Jakarta (ANTARA) - Virus corona baru (COVID-19) menghantam seluruh lini industri, tak terkecuali bisnis otomotif yang turun hingga 79 persen di China, dan penyusutan drastis di pasar Eropa, misalnya Inggris, Italia, dan Spanyol.
Namun ada setitik optimisme pada industri otomotif di balik pandemik virus corona, yakni keinginan untuk memiliki kendaraan pribadi demi meminimalisir kontak dengan orang lain, salah satunya adalah mobil listrik, menurut ekonom ING, Joanna Konings.
"Permintaan untuk memiliki mobil meningkat selama krisis COVID-19 sejauh ini. Kami tidak melihat hal itu dalam hal penjualan mobil, tetapi kami melihatnya dalam hal upaya konsumen mencari kendaraan juga menurut survei," kata Konings dilansir Reuters, Jumat (22/5).
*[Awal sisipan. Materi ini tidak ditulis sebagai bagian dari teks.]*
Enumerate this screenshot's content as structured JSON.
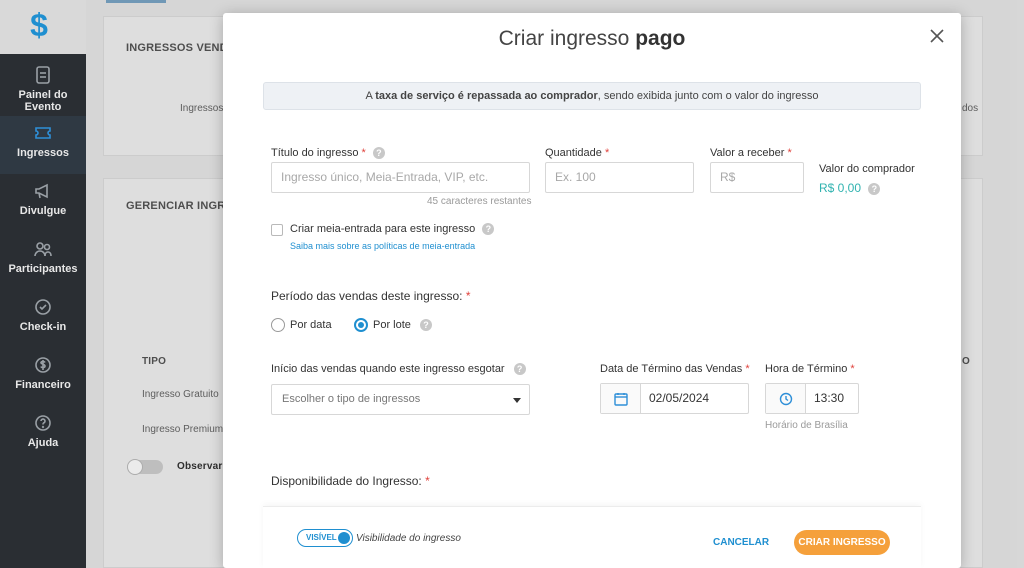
{
  "sidebar": {
    "items": [
      {
        "label": "Painel do Evento",
        "icon": "document-icon"
      },
      {
        "label": "Ingressos",
        "icon": "ticket-icon"
      },
      {
        "label": "Divulgue",
        "icon": "megaphone-icon"
      },
      {
        "label": "Participantes",
        "icon": "users-icon"
      },
      {
        "label": "Check-in",
        "icon": "check-circle-icon"
      },
      {
        "label": "Financeiro",
        "icon": "dollar-icon"
      },
      {
        "label": "Ajuda",
        "icon": "question-icon"
      }
    ]
  },
  "background": {
    "section1_title": "INGRESSOS VENDI",
    "section1_text": "Ingressos",
    "section1_right": "dos",
    "section2_title": "GERENCIAR INGRE",
    "col_tipo": "TIPO",
    "col_right": "O",
    "row1": "Ingresso Gratuito",
    "row2": "Ingresso Premium",
    "toggle_text": "Observar a"
  },
  "modal": {
    "title_prefix": "Criar ingresso ",
    "title_bold": "pago",
    "banner_prefix": "A ",
    "banner_bold": "taxa de serviço é repassada ao comprador",
    "banner_suffix": ", sendo exibida junto com o valor do ingresso",
    "titulo_label": "Título do ingresso",
    "titulo_placeholder": "Ingresso único, Meia-Entrada, VIP, etc.",
    "titulo_hint": "45 caracteres restantes",
    "quantidade_label": "Quantidade",
    "quantidade_placeholder": "Ex. 100",
    "valor_label": "Valor a receber",
    "valor_placeholder": "R$",
    "comprador_label": "Valor do comprador",
    "comprador_value": "R$ 0,00",
    "meia_label": "Criar meia-entrada para este ingresso",
    "meia_link": "Saiba mais sobre as políticas de meia-entrada",
    "periodo_label": "Período das vendas deste ingresso:",
    "por_data": "Por data",
    "por_lote": "Por lote",
    "inicio_label": "Início das vendas quando este ingresso esgotar",
    "inicio_placeholder": "Escolher o tipo de ingressos",
    "data_termino_label": "Data de Término das Vendas",
    "data_termino_value": "02/05/2024",
    "hora_termino_label": "Hora de Término",
    "hora_termino_value": "13:30",
    "horario_hint": "Horário de Brasília",
    "disponibilidade_label": "Disponibilidade do Ingresso:",
    "required_mark": "*",
    "help_mark": "?"
  },
  "footer": {
    "toggle_label": "VISÍVEL",
    "visibility_label": "Visibilidade do ingresso",
    "cancel": "CANCELAR",
    "create": "CRIAR INGRESSO"
  },
  "colors": {
    "accent": "#1f8fd0",
    "create_button": "#f5a03b",
    "money": "#31b3b0",
    "sidebar": "#2a2e33"
  }
}
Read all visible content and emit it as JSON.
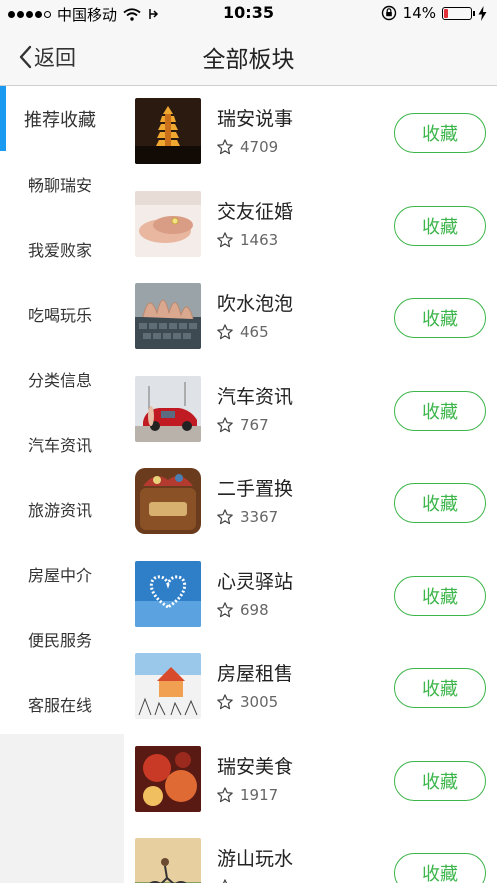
{
  "status_bar": {
    "carrier": "中国移动",
    "time": "10:35",
    "battery_percent": "14%",
    "battery_level": 0.14,
    "signal_bars": 4
  },
  "nav": {
    "back_label": "返回",
    "title": "全部板块"
  },
  "sidebar": {
    "items": [
      {
        "label": "推荐收藏",
        "active": true
      },
      {
        "label": "畅聊瑞安",
        "active": false
      },
      {
        "label": "我爱败家",
        "active": false
      },
      {
        "label": "吃喝玩乐",
        "active": false
      },
      {
        "label": "分类信息",
        "active": false
      },
      {
        "label": "汽车资讯",
        "active": false
      },
      {
        "label": "旅游资讯",
        "active": false
      },
      {
        "label": "房屋中介",
        "active": false
      },
      {
        "label": "便民服务",
        "active": false
      },
      {
        "label": "客服在线",
        "active": false
      }
    ]
  },
  "boards": {
    "button_label": "收藏",
    "items": [
      {
        "name": "瑞安说事",
        "count": "4709",
        "icon": "pagoda-night-photo"
      },
      {
        "name": "交友征婚",
        "count": "1463",
        "icon": "holding-hands-photo"
      },
      {
        "name": "吹水泡泡",
        "count": "465",
        "icon": "typing-keyboard-photo"
      },
      {
        "name": "汽车资讯",
        "count": "767",
        "icon": "red-car-photo"
      },
      {
        "name": "二手置换",
        "count": "3367",
        "icon": "treasure-box-photo"
      },
      {
        "name": "心灵驿站",
        "count": "698",
        "icon": "heart-sky-photo"
      },
      {
        "name": "房屋租售",
        "count": "3005",
        "icon": "house-sketch-photo"
      },
      {
        "name": "瑞安美食",
        "count": "1917",
        "icon": "food-photo"
      },
      {
        "name": "游山玩水",
        "count": "",
        "icon": "cyclist-photo"
      }
    ]
  },
  "colors": {
    "accent_green": "#3cb54a",
    "active_blue": "#1a9af0",
    "battery_red": "#e0303a"
  }
}
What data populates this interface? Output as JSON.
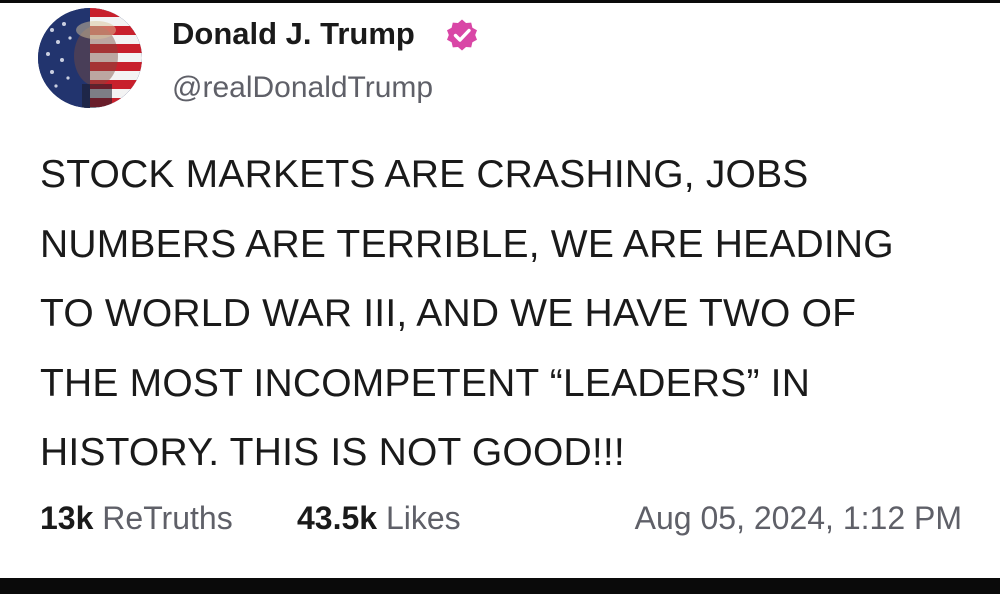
{
  "post": {
    "author": {
      "display_name": "Donald J. Trump",
      "handle": "@realDonaldTrump",
      "verified": true,
      "verified_badge_color": "#d946a6",
      "avatar_icon": "profile-photo-flag-overlay"
    },
    "body_lines": [
      "STOCK MARKETS ARE CRASHING, JOBS",
      "NUMBERS ARE TERRIBLE, WE ARE HEADING",
      "TO WORLD WAR III, AND WE HAVE TWO OF",
      "THE MOST INCOMPETENT “LEADERS” IN",
      "HISTORY. THIS IS NOT GOOD!!!"
    ],
    "stats": {
      "retruths_count": "13k",
      "retruths_label": "ReTruths",
      "likes_count": "43.5k",
      "likes_label": "Likes"
    },
    "timestamp": "Aug 05, 2024, 1:12 PM"
  },
  "colors": {
    "text_primary": "#1a1a1a",
    "text_secondary": "#5f6068",
    "background": "#ffffff"
  }
}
Baca juga: Renault akan matikan beberapa model minivan
Baca juga: Pasar mobil Indonesia anjlok 90,6 persen April
"Pandemik menyebabkan ketakutan atas risiko infeksi yang membuat konsumen menghindari transportasi umum dan pada akhirnya meningkatkan permintaan mobil," tambahnya.
Jika memang permintaan mobil meningkat, para pembuat mobil dapat mengambil peluang untuk mempercepat peluncuran atau sekedar mengenalkan kembali mobil listrik, sebagai langkah lanjutan atas pengembangan yang sudah mereka jalankan sejak sebelum COVID-19 menyebar.
Ia berpendapat, harga minyak dunia yang turun tidak akan banyak mempengaruhi penjualan mobil konvensional. Sebaliknya, permintaan mobil listrik dapat bersaing tanpa dipengaruhi harga minyak.
Selain itu, ia mengatakan bahwa pembuat kebijakan dapat memaksimalkan upaya jarak sosial dengan mendorong percepatan penggunaan kendaraan listrik.
Sayangnya, upaya itu sulit dilakukan karena otomotif merupakan industri paling kompleks di dunia, karena melibatkan 10.000 pemasok dalam rantai pasok kendaraan. Maka tak heran, industri itu salah satu yang paling terdampak selama pandemik.